62. Où l'auteur se justifie de façon lamentable
L‘auteur (intervenant) :
– Pas facile tout de même, lectrice lecteur, de te la raconter, ton histoire ! Déjà, j’entends quelqu’un me demander : pourquoi cette façon de parler : lectrice lecteur? Et comment veux-tu que je m’exprime, hein ? J’aimerais pouvoir te désigner par un seul mot, mais lequel ? La langue française ne supporte aucune incertitude sexuelle, surtout à l’écrit ! Mâle ou femelle, il faut choisir et rentrer dans son rang…

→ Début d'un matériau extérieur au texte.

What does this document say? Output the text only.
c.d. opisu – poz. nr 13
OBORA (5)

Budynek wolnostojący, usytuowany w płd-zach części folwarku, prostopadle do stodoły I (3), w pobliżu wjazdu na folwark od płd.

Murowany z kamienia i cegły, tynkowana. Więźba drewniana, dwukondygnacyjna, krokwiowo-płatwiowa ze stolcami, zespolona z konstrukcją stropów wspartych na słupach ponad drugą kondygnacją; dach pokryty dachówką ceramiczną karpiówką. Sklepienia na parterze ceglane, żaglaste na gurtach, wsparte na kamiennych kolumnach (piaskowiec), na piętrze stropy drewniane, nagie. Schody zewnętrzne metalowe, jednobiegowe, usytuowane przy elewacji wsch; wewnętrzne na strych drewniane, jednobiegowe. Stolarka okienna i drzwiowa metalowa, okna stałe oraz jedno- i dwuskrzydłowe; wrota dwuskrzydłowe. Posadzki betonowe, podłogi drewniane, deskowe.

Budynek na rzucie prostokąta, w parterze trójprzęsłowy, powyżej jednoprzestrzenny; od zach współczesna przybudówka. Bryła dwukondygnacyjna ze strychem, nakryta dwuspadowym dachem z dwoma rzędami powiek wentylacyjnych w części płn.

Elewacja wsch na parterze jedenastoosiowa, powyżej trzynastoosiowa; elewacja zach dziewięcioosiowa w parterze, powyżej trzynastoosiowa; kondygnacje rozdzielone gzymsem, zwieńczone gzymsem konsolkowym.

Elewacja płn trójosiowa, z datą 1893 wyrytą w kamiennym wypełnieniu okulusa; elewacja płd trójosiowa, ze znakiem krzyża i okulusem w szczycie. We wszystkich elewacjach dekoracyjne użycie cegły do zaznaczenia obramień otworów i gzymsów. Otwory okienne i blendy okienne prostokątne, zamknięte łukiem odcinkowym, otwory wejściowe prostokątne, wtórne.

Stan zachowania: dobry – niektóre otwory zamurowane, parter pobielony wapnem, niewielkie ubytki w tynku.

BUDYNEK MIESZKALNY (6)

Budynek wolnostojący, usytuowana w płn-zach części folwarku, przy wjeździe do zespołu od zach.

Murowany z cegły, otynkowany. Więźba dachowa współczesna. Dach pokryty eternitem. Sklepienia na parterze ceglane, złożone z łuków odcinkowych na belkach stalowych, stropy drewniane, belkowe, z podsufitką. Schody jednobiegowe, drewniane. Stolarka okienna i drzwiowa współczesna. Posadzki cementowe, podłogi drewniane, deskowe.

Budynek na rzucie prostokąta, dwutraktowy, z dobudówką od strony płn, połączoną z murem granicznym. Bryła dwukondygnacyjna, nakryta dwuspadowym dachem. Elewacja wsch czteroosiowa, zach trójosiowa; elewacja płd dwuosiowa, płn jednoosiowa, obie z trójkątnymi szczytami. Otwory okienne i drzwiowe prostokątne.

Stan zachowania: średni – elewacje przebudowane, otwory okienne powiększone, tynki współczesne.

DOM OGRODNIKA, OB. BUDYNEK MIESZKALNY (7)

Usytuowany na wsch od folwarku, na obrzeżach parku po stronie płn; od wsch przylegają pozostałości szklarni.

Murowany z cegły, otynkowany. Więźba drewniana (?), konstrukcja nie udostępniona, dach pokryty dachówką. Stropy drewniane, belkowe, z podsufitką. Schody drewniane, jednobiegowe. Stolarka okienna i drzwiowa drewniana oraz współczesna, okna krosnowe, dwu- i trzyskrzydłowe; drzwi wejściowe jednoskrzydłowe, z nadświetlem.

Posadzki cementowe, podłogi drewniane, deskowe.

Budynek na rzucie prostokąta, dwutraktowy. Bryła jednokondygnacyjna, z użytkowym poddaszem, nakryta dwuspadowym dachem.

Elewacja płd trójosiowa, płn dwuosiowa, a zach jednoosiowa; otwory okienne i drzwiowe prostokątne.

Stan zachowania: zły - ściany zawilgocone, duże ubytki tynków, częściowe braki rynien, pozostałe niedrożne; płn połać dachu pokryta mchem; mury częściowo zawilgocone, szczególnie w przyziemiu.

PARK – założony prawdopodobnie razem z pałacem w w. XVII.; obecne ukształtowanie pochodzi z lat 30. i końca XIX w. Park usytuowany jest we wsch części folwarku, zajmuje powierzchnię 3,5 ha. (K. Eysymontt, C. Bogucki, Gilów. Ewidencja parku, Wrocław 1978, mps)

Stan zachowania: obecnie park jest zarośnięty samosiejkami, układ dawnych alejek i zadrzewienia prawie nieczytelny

La lectrice critique (intervenant) :
– Et toi, tu as choisi : tu commences par « lectrice lecteur » pour te dédouaner et ensuite tous les adjectifs sont au masculin. Tu n’es qu’un macho comme les autres !
L’auteur :
– Je ne peux quand même pas écrire : arrivé(e) là, tu es hésitant(e) comme certains le font. Franchement, je trouve ça imprononçable. Le langage c’est d’abord la parole et jamais personne ne parlera comme ça. Alors oui, je garde le masculin tout le long et je donne un signe en commençant pas lectrice lecteur, ce qui est déjà très lourd et va à l’encontre de l’économie du langage …
Bon, c’est vrai, j’adopte dans le fil des histoires, que je le veuille ou non, un point de vue masculin, plutôt hétérosexuel et j’en suis désolé, chère lectrice critique. Alors, voilà ce que je te propose : les chapitres où l’ambiance sexuelle te déplait, tu n’as qu’à les réécrire et nous proposerons un choix : pour le lecteur, pour la lectrice, deux histoires parallèles … au moins au début… ensuite qui peut savoir où tu vas nous mener ?
Va voir à ce sujet le chapitre 76.
Et l’âge ? Dois-je t’attribuer un âge ? Des convictions ? Une langue ? Une langue, oui, certes, ma langue, c’est la française, mais la langue avec laquelle j’écris ? La mienne ? Ma spécifique ? Lire un livre, c’est entendre la langue de quelqu’un, non ? Et dans ce cas, c’est en quelque sorte, pour toi, la parler, je te fais parler ma langue, ça peut déranger… Sans compter que lire un livre, c’est non seulement adopter la langue, mais aussi le regard de quelqu’un, ne serait-ce qu’un instant, juste le temps de la lecture, ne crois-tu pas ? Adopter ses désirs sans doute ? Ses souvenirs même ? Ses souvenirs, c’est peut-être un peu exagéré ? Nous sommes nos souvenirs, de quel droit l’auteur pourrait-il te dire qui tu es en t’imposant des souvenirs ? Certes, mais en même temps, lire des livres et des livres, n’est-ce pas s’approprier l’expérience des autres ? Et les aventures du héros, est-ce qu’on ne les a pas vécues, nous aussi ? On s’est tellement pris pour lui, ou pour elle, que ses aventures deviennent un peu nos propres souvenirs, non ?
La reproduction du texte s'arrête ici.